Orsborn’s de-escalation skills get a regular workout, both in the hospital and sometimes even when he’s off duty in these stressful times. They’re second nature now, and he’s even shared them with his daughters, 12 and 11. “I teach them to respect everybody even if they’re being mean to you, and eventually they’ll come around,” he says. “They’ll go out of their way to talk to someone who looks like they’ve been crying.”

[Read: ICU Nurse ‘Prescribes’ Mindfulness to Help COVID-19 Survivors Cope.]

It was in mid-January that Orsborn developed the now all-too-familiar dry cough. After six days, he suddenly felt himself going mysteriously downhill, and he uncharacteristically called in sick. “I have good intuition when there is something really wrong,” he says. His girlfriend took him first to an urgent care center and then to the nearest emergency room when he started struggling to breathe. Though a chest X-ray was completely clear, the pulmonologist diagnosed bilateral pneumonia (that is, in both lungs) — the same diagnosis that was ravaging the hospitals of northern Italy at the time.

High-flow oxygen and a BiPAP machine to force air into his lungs got Orsborn through a week in the hospital without having to be put on a ventilator. He stayed home healing for a month, and then spent another month on light duty. “All the time I felt like my chest had someone wailing on it with their fists.”

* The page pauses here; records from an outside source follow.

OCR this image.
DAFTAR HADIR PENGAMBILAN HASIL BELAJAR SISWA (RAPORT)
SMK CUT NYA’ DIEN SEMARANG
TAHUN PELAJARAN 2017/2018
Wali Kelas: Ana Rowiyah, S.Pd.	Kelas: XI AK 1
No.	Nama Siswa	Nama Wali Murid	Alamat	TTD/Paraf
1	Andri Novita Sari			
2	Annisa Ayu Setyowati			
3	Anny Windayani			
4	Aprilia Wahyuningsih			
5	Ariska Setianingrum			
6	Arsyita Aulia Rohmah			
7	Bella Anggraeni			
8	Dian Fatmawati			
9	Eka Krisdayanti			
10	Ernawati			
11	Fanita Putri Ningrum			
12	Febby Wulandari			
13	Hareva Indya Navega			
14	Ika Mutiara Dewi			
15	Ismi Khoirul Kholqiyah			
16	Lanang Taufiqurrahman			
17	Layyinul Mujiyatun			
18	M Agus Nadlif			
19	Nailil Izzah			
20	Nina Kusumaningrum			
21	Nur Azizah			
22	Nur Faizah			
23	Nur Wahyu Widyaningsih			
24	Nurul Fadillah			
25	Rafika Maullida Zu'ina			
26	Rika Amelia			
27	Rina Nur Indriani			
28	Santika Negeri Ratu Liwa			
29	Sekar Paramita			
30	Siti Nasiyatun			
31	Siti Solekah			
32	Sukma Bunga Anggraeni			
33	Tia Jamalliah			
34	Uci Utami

He’s a perfect example of the imperfections of COVID testing: He repeatedly tested negative for both COVID-19 infection and antibodies, until the third antibody test came back positive.

Unlike many, Orsborn seems to be suffering no long-term aftereffects: “Chest and lung-wise, I feel great.” And so far no one else in the family is infected, though his girlfriend is tested frequently. The couple goes through an elaborate decontamination ritual when they come home from work, removing their outer clothes in the garage and putting them directly into the washer before they head for the shower, disinfecting their shoes, and putting their ID badges, wallets, keys and phones in a special box that bathes them in ultraviolet light to kill any virus on their surfaces.

[Read: Meet a Fearless Arkansas Housekeeper Volunteering on the COVID-19 Unit.]

Orsborn used to unwind with vigorous outdoor activities like hiking and paddle boarding, but these days, he’s sticking close to home in his free hours. He’s fixing up the house in North Phoenix and has gotten into woodworking and smoking meats. The family plays board games, watches movies together and experiments with making their own pizza. Three enormous dogs — two pit bulls and a German Shepherd — round out the household.

Orsborn recognizes that COVID is going to be part of life for the foreseeable future. “This is it now,” he says. In addition to wearing a mask, he counsels patience for everyone.

“Some of our staff have broken down and had to leave,” he says. “People don’t seem to get that this crisis is also very taxing for them. They are thinking, ‘What if I get it? Am I going to live?’ The staff is going through as much stress as the patient.”